Bonecos
Sinto-me tremer até à unha quando tecem louvores à simpatia de alguém. Entre o falo ou não falo, resisto ao papel de educar gente graúda até que, com os óculos invisíveis na ponta do nariz, um peso bem real, murmuro a contragosto: “Simpatia não é virtude. Não falta charme aos psicopatas”.
Não ouvem. Admiro a habilidade que temos em ver o que queremos, ouvir o que interessa e pôr o resto em mute enquanto treinamos o assobio em mi maior. Quanta ginástica não se pratica para manter uma praia de ficções intacta, sem perda de um grão de areia. Pedem-me a pá de plástico e o ancinho. Fico-me estátua a apreciar os gestos alucinados de construção com que uma criatura adulta cava um chão impercetível, no sítio da areia molhada a imitar a solidez. Não gosto de brincar ao faz de conta, mas também não quero ser a desmancha-prazeres que dá má nota ao esforço, mesmo que o mérito seja nulo.

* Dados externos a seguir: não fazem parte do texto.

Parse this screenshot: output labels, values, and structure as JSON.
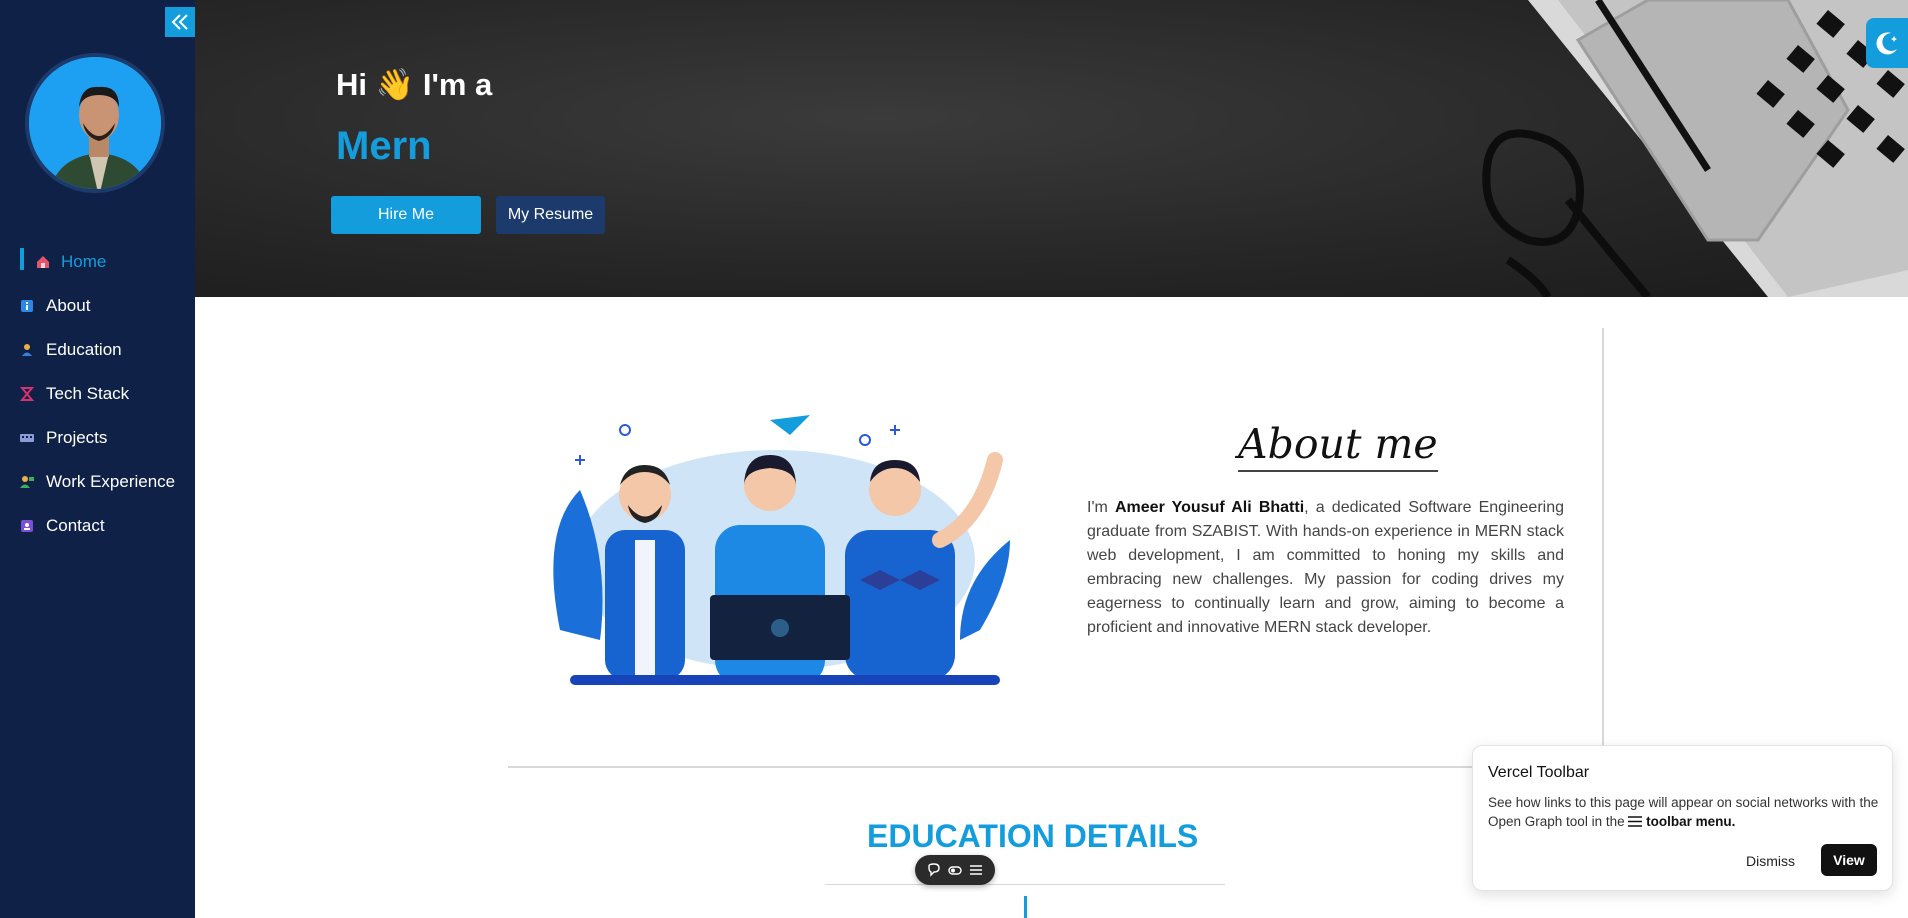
{
  "sidebar": {
    "collapse_icon": "double-chevron-left-icon",
    "items": [
      {
        "label": "Home",
        "icon": "home-icon",
        "color": "#e5546a",
        "active": true
      },
      {
        "label": "About",
        "icon": "info-icon",
        "color": "#2b88e6"
      },
      {
        "label": "Education",
        "icon": "student-icon",
        "color": "#e8b04a"
      },
      {
        "label": "Tech Stack",
        "icon": "hourglass-icon",
        "color": "#d6336c"
      },
      {
        "label": "Projects",
        "icon": "keyboard-icon",
        "color": "#8e9bd6"
      },
      {
        "label": "Work Experience",
        "icon": "teacher-icon",
        "color": "#3fae5a"
      },
      {
        "label": "Contact",
        "icon": "contact-card-icon",
        "color": "#7b4fd6"
      }
    ]
  },
  "hero": {
    "greeting_hi": "Hi",
    "greeting_wave": "👋",
    "greeting_rest": "I'm a",
    "role": "Mern",
    "hire_label": "Hire Me",
    "resume_label": "My Resume"
  },
  "about": {
    "title": "About me",
    "text_prefix": "I'm ",
    "name": "Ameer Yousuf Ali Bhatti",
    "text_suffix": ", a dedicated Software Engineering graduate from SZABIST. With hands-on experience in MERN stack web development, I am committed to honing my skills and embracing new challenges. My passion for coding drives my eagerness to continually learn and grow, aiming to become a proficient and innovative MERN stack developer."
  },
  "education": {
    "title": "EDUCATION DETAILS"
  },
  "vercel_popup": {
    "title": "Vercel Toolbar",
    "body_prefix": "See how links to this page will appear on social networks with the Open Graph tool in the ",
    "body_bold": "toolbar menu.",
    "dismiss_label": "Dismiss",
    "view_label": "View"
  },
  "colors": {
    "accent": "#149ddd",
    "sidebar_bg": "#0f2147",
    "resume_btn": "#1c3a6b"
  }
}
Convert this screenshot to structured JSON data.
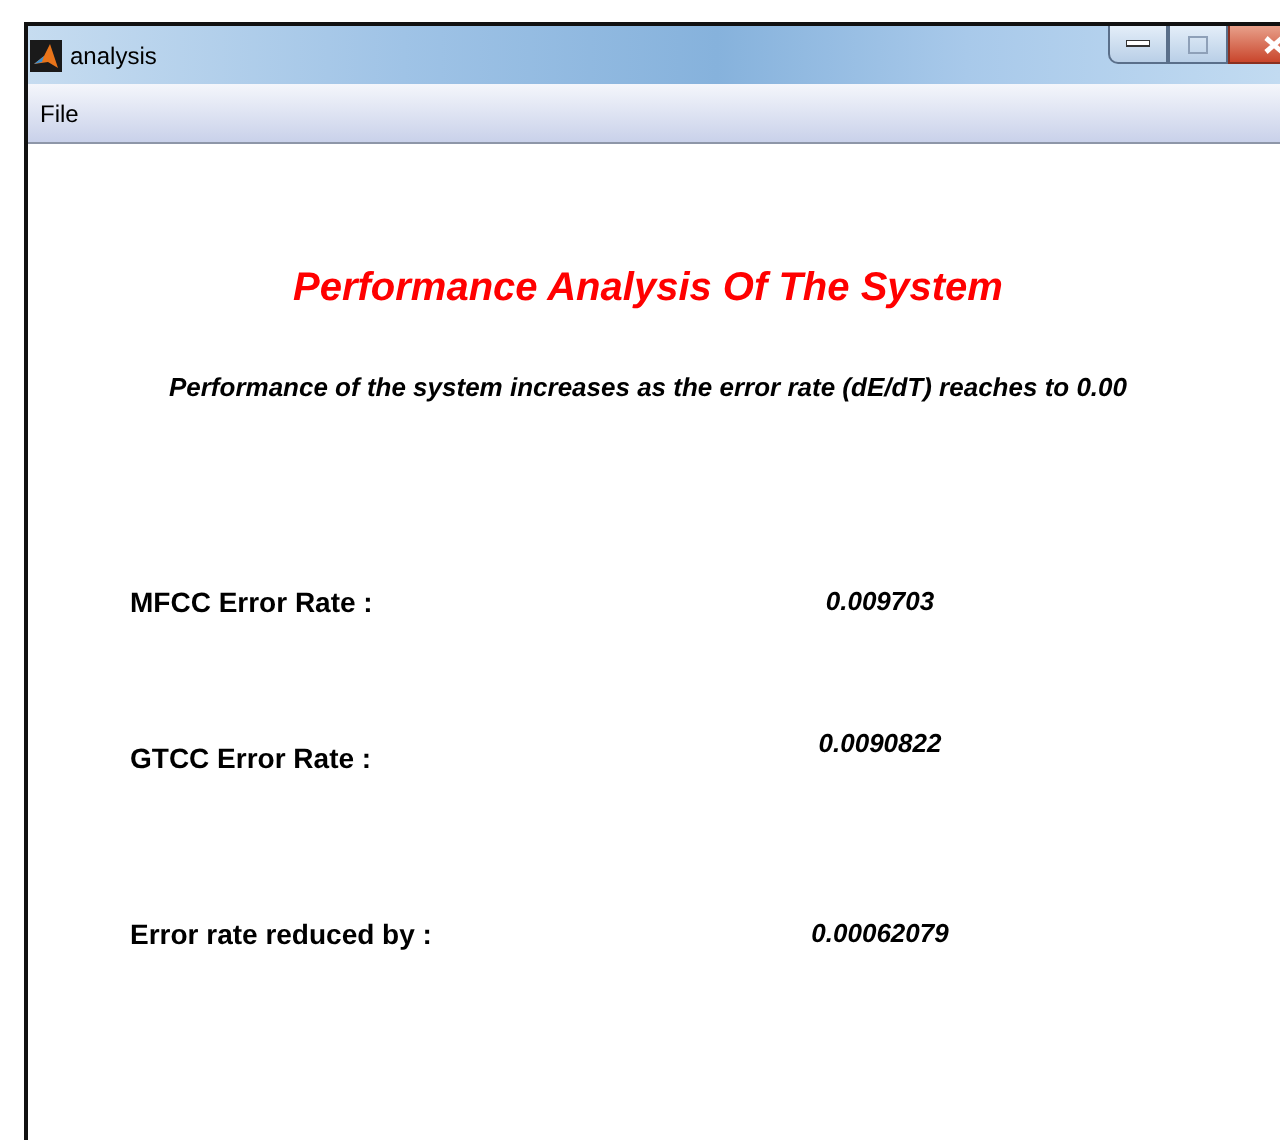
{
  "window": {
    "title": "analysis"
  },
  "menu": [
    "File"
  ],
  "heading": "Performance Analysis Of The System",
  "subtitle": "Performance of the system increases as the error rate (dE/dT) reaches to 0.00",
  "results": [
    {
      "label": "MFCC Error Rate :",
      "value": "0.009703"
    },
    {
      "label": "GTCC Error Rate :",
      "value": "0.0090822"
    },
    {
      "label": "Error rate reduced by :",
      "value": "0.00062079"
    }
  ]
}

Houve vezes em que tentei fazer de conta, quando a idade era própria e tinha bonecas (poucas), roupa à medida e um fogão em miniatura. A imaginação regalava-se com os “bons dias”, “se faz favor” e “obrigada” que dizia com sapatos de senhora, mesmo que fosse a boneca a calçá-los. Ser grande era poder ir a uma loja fazer compras de salto alto.
Desde que o sou, pasmo com a confusão oblíqua de todos os que reduzem a educação e respeito àquele “bom dia” sacramental que ofende quando não vem. Gente em modo boneco, que fala para se ouvir falar e que regista no bloco de notas do telemóvel quantos agradecimentos lhe devem e todas as vezes que fulano ou sicrano falhou o “se faz favor”. O inchaço lento do peito pelos despeitos acumulados derrete rápido com um gesto de simpatia, sem olhar à conveniência ou à proveniência. Quanto ressentimento rijo se dissolve com um “bom dia” distraído!